Peralatan pengeboran canggih milik perusahaan minyak Australia West Tritton itu dimanfaatkan untuk mengebor sebuah sumur pelepas guna memompa lumpur tebal ke dalam sumur minyak yang meledak itu untuk menutup kebocoran.
Juru bicara PTTEP Australasia, Mike Groves mengatakan, tumpahan minyak tersebut luasnya hanya mencapai 15 km panjang dan 30 meter lebar.
Meskipun demikian, kata Tanoni dengan mengutip laporan jaringan YPTB dari Canberra, insiden mengenaskan itu masih tetap menjadi perdebatan sengit dalam Perlemen Australia di Canberra.
Senator Rachel Siewart dan Pimpinan Partai Hijau di Parlemen Senator Bob Brown menuding PTTEP Australasia tidak transparan dan mempertanyakan pemerintahan Partai Buruh Australia soal kepastian angka muntahan minyak yang disemburkan dan mencemari Laut Timor.
Hingga posisi 29 Agustus 2009, kebocoran itu telah menjangkau 3.000 km2, bahkan menurut petugas Otoritas Keselamatan Maritim Australia pada tanggal 30 Agustus 2009, kebocoran telah mencapai 6.000 km2.
Mereka juga mempertanyakan besarnya angka muntahan minyak yang dikemukakan Menteri Lingkungan Australia, Senator Garett bahwa muntahan minyak mentah hanya mencapai sekitar 48.000-64.000 liter/hari.

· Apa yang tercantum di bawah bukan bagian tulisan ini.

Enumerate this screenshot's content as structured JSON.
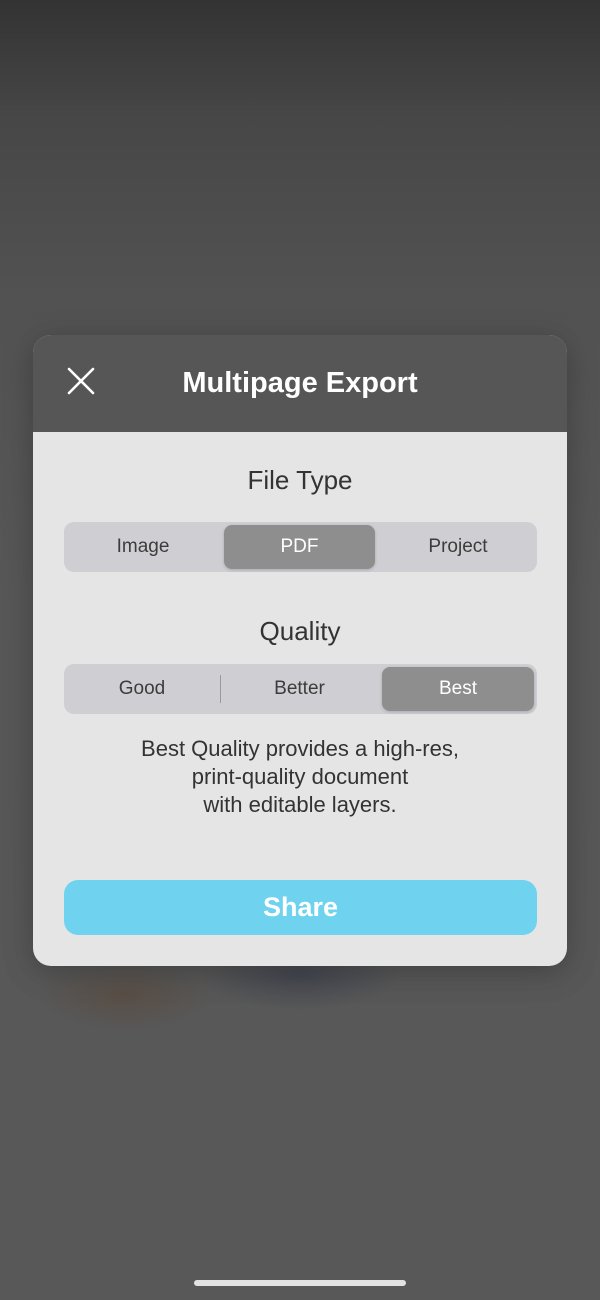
{
  "modal": {
    "title": "Multipage Export"
  },
  "file_type": {
    "title": "File Type",
    "options": [
      "Image",
      "PDF",
      "Project"
    ],
    "selected": "PDF"
  },
  "quality": {
    "title": "Quality",
    "options": [
      "Good",
      "Better",
      "Best"
    ],
    "selected": "Best",
    "description_lines": [
      "Best Quality provides a high-res,",
      "print-quality document",
      "with editable layers."
    ]
  },
  "actions": {
    "share_label": "Share"
  },
  "icons": {
    "close": "close-icon"
  },
  "colors": {
    "header": "#565656",
    "panel": "#e5e5e5",
    "segment_track": "#cfcfd3",
    "segment_selected": "#8e8e8e",
    "share_button": "#6fd3ef"
  }
}
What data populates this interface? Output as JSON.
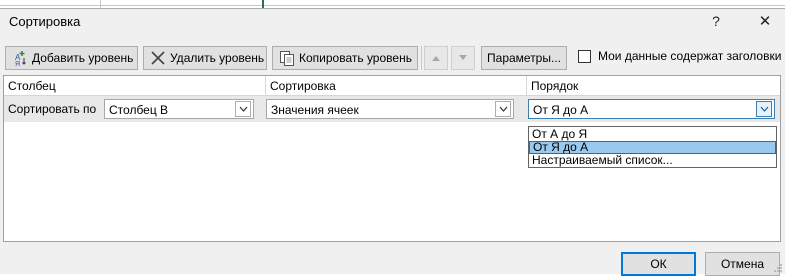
{
  "dialog": {
    "title": "Сортировка",
    "help_glyph": "?",
    "close_glyph": "✕"
  },
  "toolbar": {
    "add_level": "Добавить уровень",
    "delete_level": "Удалить уровень",
    "copy_level": "Копировать уровень",
    "options": "Параметры...",
    "has_headers_label": "Мои данные содержат заголовки",
    "has_headers_checked": false
  },
  "grid": {
    "headers": {
      "column": "Столбец",
      "sort_on": "Сортировка",
      "order": "Порядок"
    },
    "row": {
      "label": "Сортировать по",
      "column_value": "Столбец B",
      "sort_on_value": "Значения ячеек",
      "order_value": "От Я до А"
    }
  },
  "order_dropdown": {
    "options": [
      "От А до Я",
      "От Я до А",
      "Настраиваемый список..."
    ],
    "selected": "От Я до А"
  },
  "footer": {
    "ok": "ОК",
    "cancel": "Отмена"
  },
  "colors": {
    "accent": "#0078d7",
    "dialog_bg": "#f0f0f0",
    "highlight": "#99c9ef"
  }
}
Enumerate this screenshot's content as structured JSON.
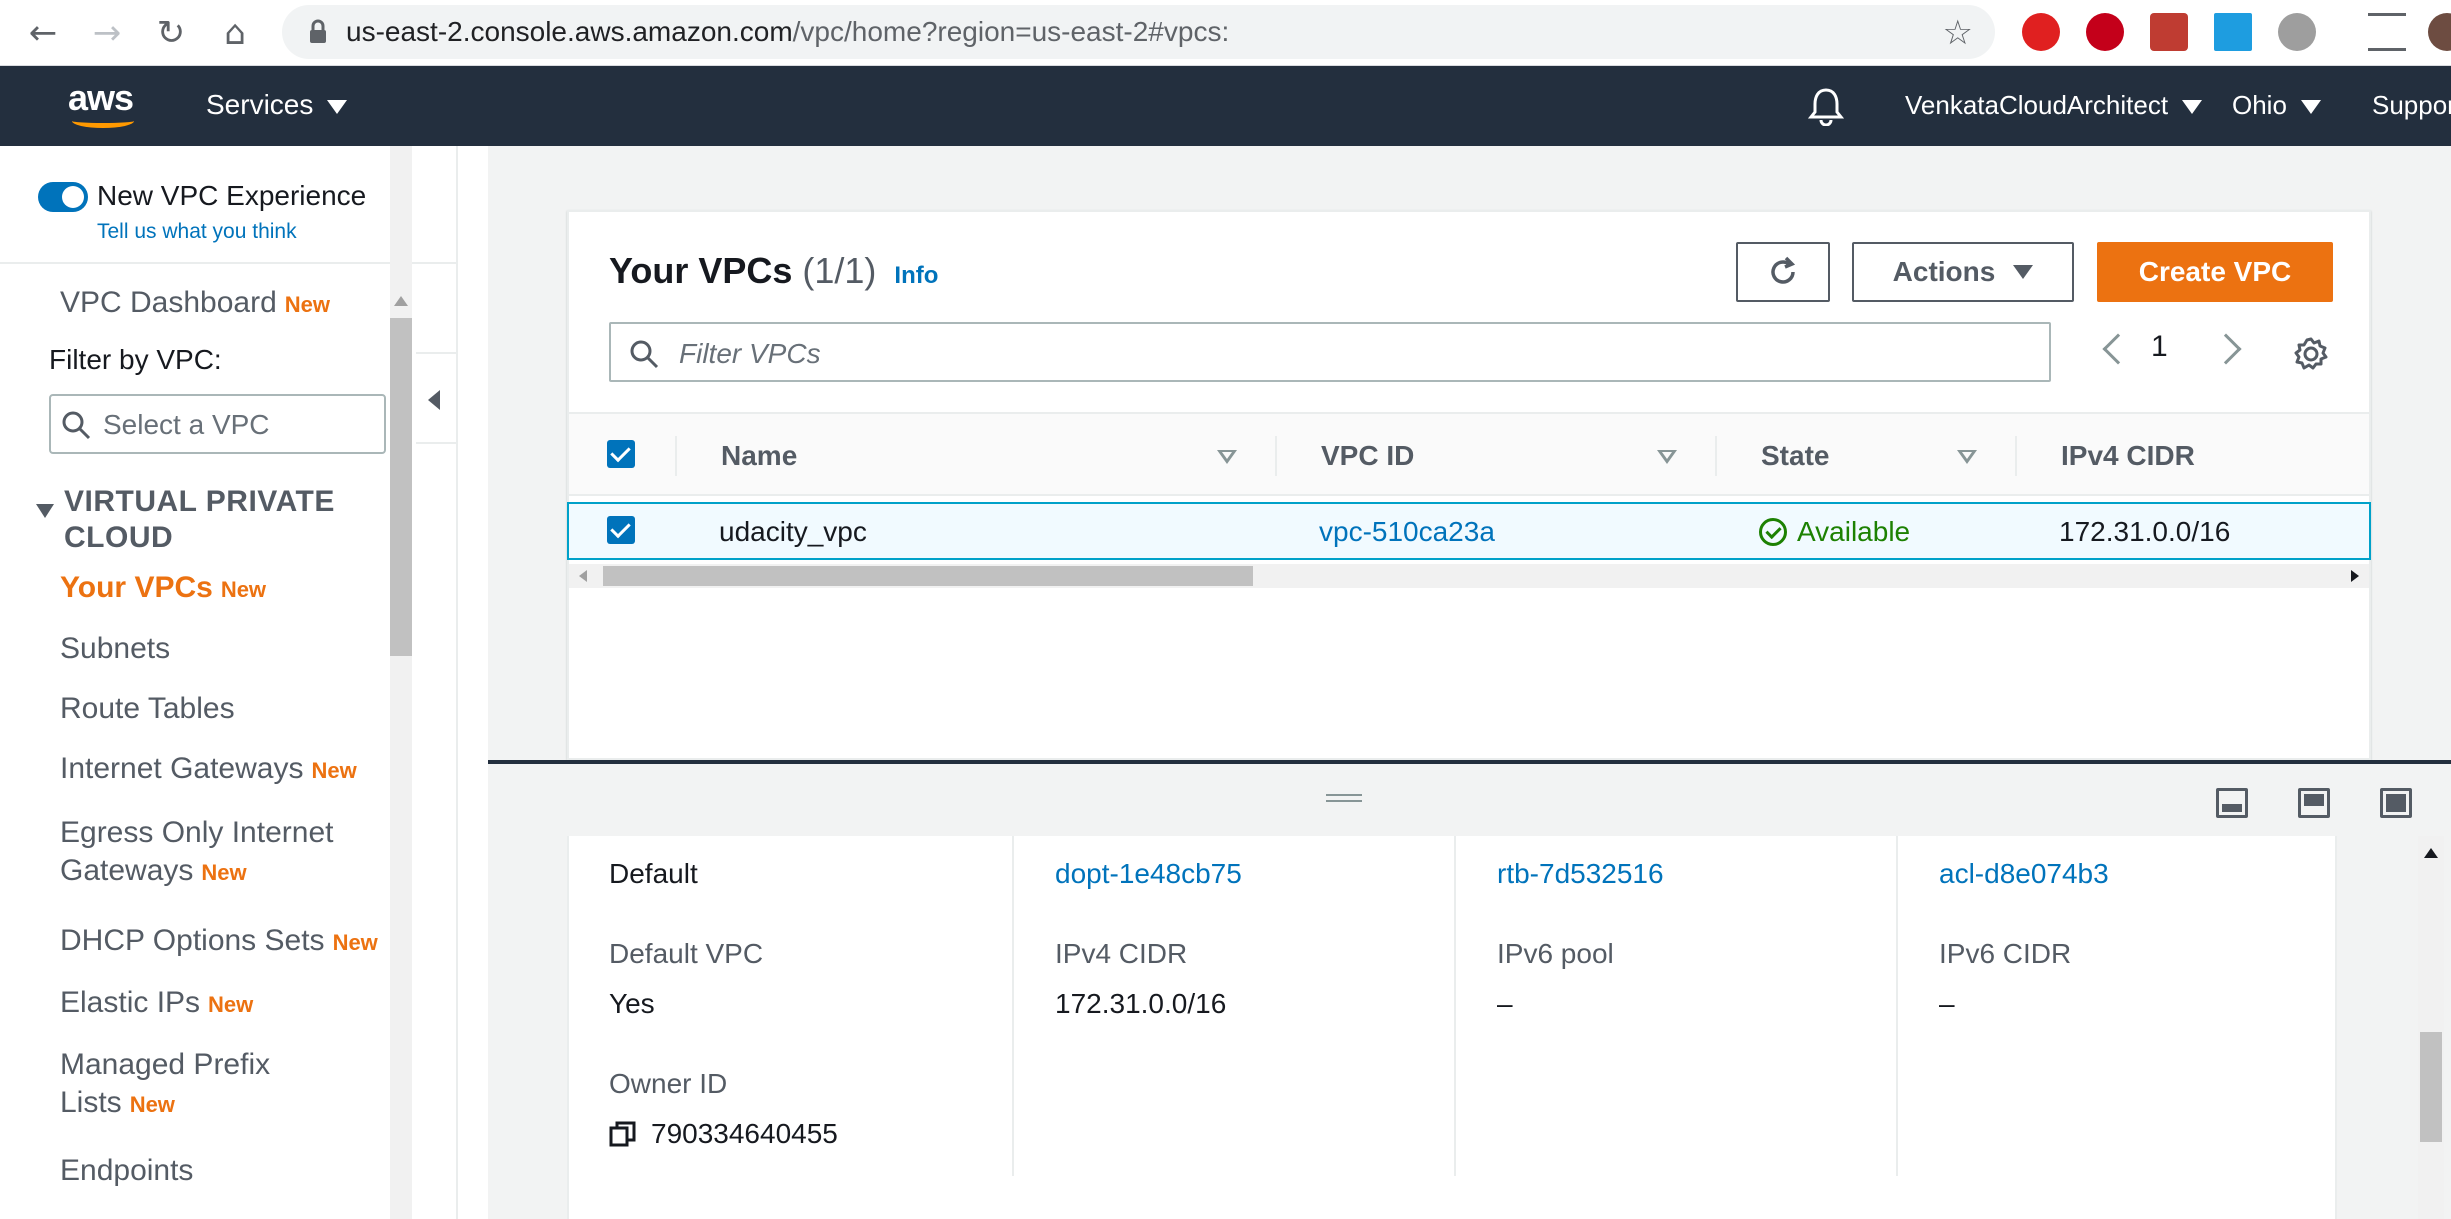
{
  "browser": {
    "url_host": "us-east-2.console.aws.amazon.com",
    "url_path": "/vpc/home?region=us-east-2#vpcs:"
  },
  "awsnav": {
    "services": "Services",
    "account": "VenkataCloudArchitect",
    "region": "Ohio",
    "support": "Support"
  },
  "sidebar": {
    "new_experience": "New VPC Experience",
    "feedback": "Tell us what you think",
    "filter_label": "Filter by VPC:",
    "filter_placeholder": "Select a VPC",
    "section": "VIRTUAL PRIVATE CLOUD",
    "badge": "New",
    "items": [
      {
        "label": "VPC Dashboard",
        "new": "New"
      },
      {
        "label": "Your VPCs",
        "new": "New"
      },
      {
        "label": "Subnets"
      },
      {
        "label": "Route Tables"
      },
      {
        "label": "Internet Gateways",
        "new": "New"
      },
      {
        "label": "Egress Only Internet",
        "label2": "Gateways",
        "new": "New"
      },
      {
        "label": "DHCP Options Sets",
        "new": "New"
      },
      {
        "label": "Elastic IPs",
        "new": "New"
      },
      {
        "label": "Managed Prefix",
        "label2": "Lists",
        "new": "New"
      },
      {
        "label": "Endpoints"
      }
    ]
  },
  "panel": {
    "title": "Your VPCs",
    "count": "(1/1)",
    "info": "Info",
    "actions": "Actions",
    "create": "Create VPC",
    "filter_placeholder": "Filter VPCs",
    "page": "1",
    "columns": [
      "Name",
      "VPC ID",
      "State",
      "IPv4 CIDR"
    ],
    "row": {
      "name": "udacity_vpc",
      "vpc_id": "vpc-510ca23a",
      "state": "Available",
      "cidr": "172.31.0.0/16"
    }
  },
  "details": {
    "row1": [
      "Default",
      "dopt-1e48cb75",
      "rtb-7d532516",
      "acl-d8e074b3"
    ],
    "labels2": [
      "Default VPC",
      "IPv4 CIDR",
      "IPv6 pool",
      "IPv6 CIDR"
    ],
    "values2": [
      "Yes",
      "172.31.0.0/16",
      "–",
      "–"
    ],
    "owner_label": "Owner ID",
    "owner_value": "790334640455"
  },
  "colors": {
    "accent": "#ec7211",
    "link": "#0073bb",
    "nav_bg": "#232f3e",
    "success": "#1d8102"
  }
}
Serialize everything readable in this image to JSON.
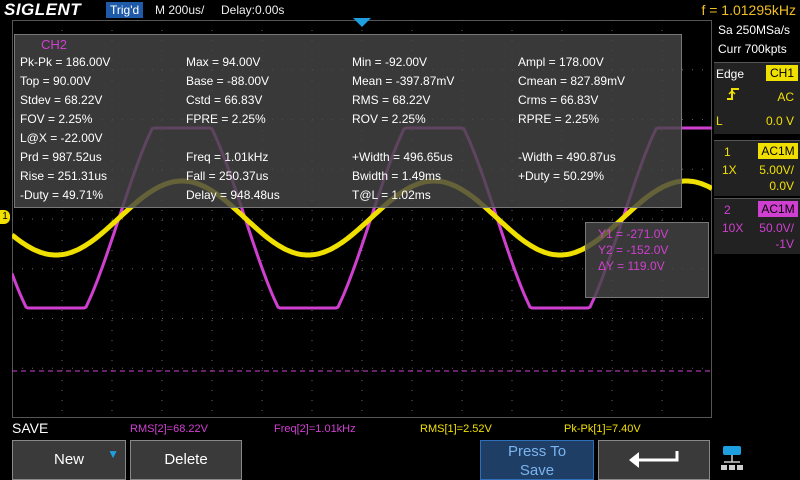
{
  "header": {
    "brand": "SIGLENT",
    "trigger_status": "Trig'd",
    "timebase": "M 200us/",
    "delay": "Delay:0.00s",
    "frequency": "f = 1.01295kHz"
  },
  "acquisition": {
    "sample_rate": "Sa 250MSa/s",
    "memory_depth": "Curr 700kpts"
  },
  "trigger": {
    "type": "Edge",
    "source": "CH1",
    "coupling": "AC",
    "level_label": "L",
    "level": "0.0 V",
    "slope_icon": "rising-edge-icon"
  },
  "channels": [
    {
      "number": "1",
      "coupling": "AC1M",
      "probe": "1X",
      "scale": "5.00V/",
      "offset": "0.0V",
      "color": "#f0e000"
    },
    {
      "number": "2",
      "coupling": "AC1M",
      "probe": "10X",
      "scale": "50.0V/",
      "offset": "-1V",
      "color": "#d040d0"
    }
  ],
  "ch1_marker": "1",
  "measurements": {
    "title": "CH2",
    "items": [
      "Pk-Pk = 186.00V",
      "Max = 94.00V",
      "Min = -92.00V",
      "Ampl = 178.00V",
      "Top = 90.00V",
      "Base = -88.00V",
      "Mean = -397.87mV",
      "Cmean = 827.89mV",
      "Stdev = 68.22V",
      "Cstd = 66.83V",
      "RMS = 68.22V",
      "Crms = 66.83V",
      "FOV = 2.25%",
      "FPRE = 2.25%",
      "ROV = 2.25%",
      "RPRE = 2.25%",
      "L@X = -22.00V",
      "Prd = 987.52us",
      "Freq = 1.01kHz",
      "+Width = 496.65us",
      "-Width = 490.87us",
      "Rise = 251.31us",
      "Fall = 250.37us",
      "Bwidth = 1.49ms",
      "+Duty = 50.29%",
      "-Duty = 49.71%",
      "Delay = 948.48us",
      "T@L = 1.02ms"
    ]
  },
  "cursors": {
    "y1": "Y1 = -271.0V",
    "y2": "Y2 = -152.0V",
    "dy": "ΔY = 119.0V"
  },
  "quick_measure": [
    {
      "text": "RMS[2]=68.22V",
      "color": "#d040d0"
    },
    {
      "text": "Freq[2]=1.01kHz",
      "color": "#d040d0"
    },
    {
      "text": "RMS[1]=2.52V",
      "color": "#f0e000"
    },
    {
      "text": "Pk-Pk[1]=7.40V",
      "color": "#f0e000"
    }
  ],
  "menu": {
    "title": "SAVE",
    "softkeys": {
      "new": "New",
      "delete": "Delete",
      "press_to_save_line1": "Press To",
      "press_to_save_line2": "Save",
      "back_icon": "return-arrow-icon"
    }
  },
  "status_icons": [
    "lan-icon"
  ]
}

Namun, menurut laporan media Australia, kata Tanoni, telah terjadi muntahan minyak sebanyak 500 ribu liter per hari dan telah mencemari perairan dan lingkungan di Laut Timor yang berdampak langsung terhadap ekosistem yang ada.
"Kami sangat mengkhawatirkan insiden tersebut, karena akan menyerupai kasus terbelahnya kapal tanker Exxon Valdez pada Maret 1989 yang tenggelam di pantai barat Amerika Serikat dan menumpahkan 42 juta liter minyak yang mencemari perairan dan lingkungan di Teluk Alaska, yang hingga saat ini sudah 20 tahun lamanya tetapi dampaknya masih terus ada," katanya.
"Bila ini terjadi, maka tidaklah mustahil jika suatu waktu masyarakat di Pulau Timor, baik yang ada di Timor Leste maupun Timor barat bagian Nusa Tenggara Timur (NTT), tidak bisa lagi mendapatkan ikan dan biota laut lainnya untuk dikonsumsi," katanya.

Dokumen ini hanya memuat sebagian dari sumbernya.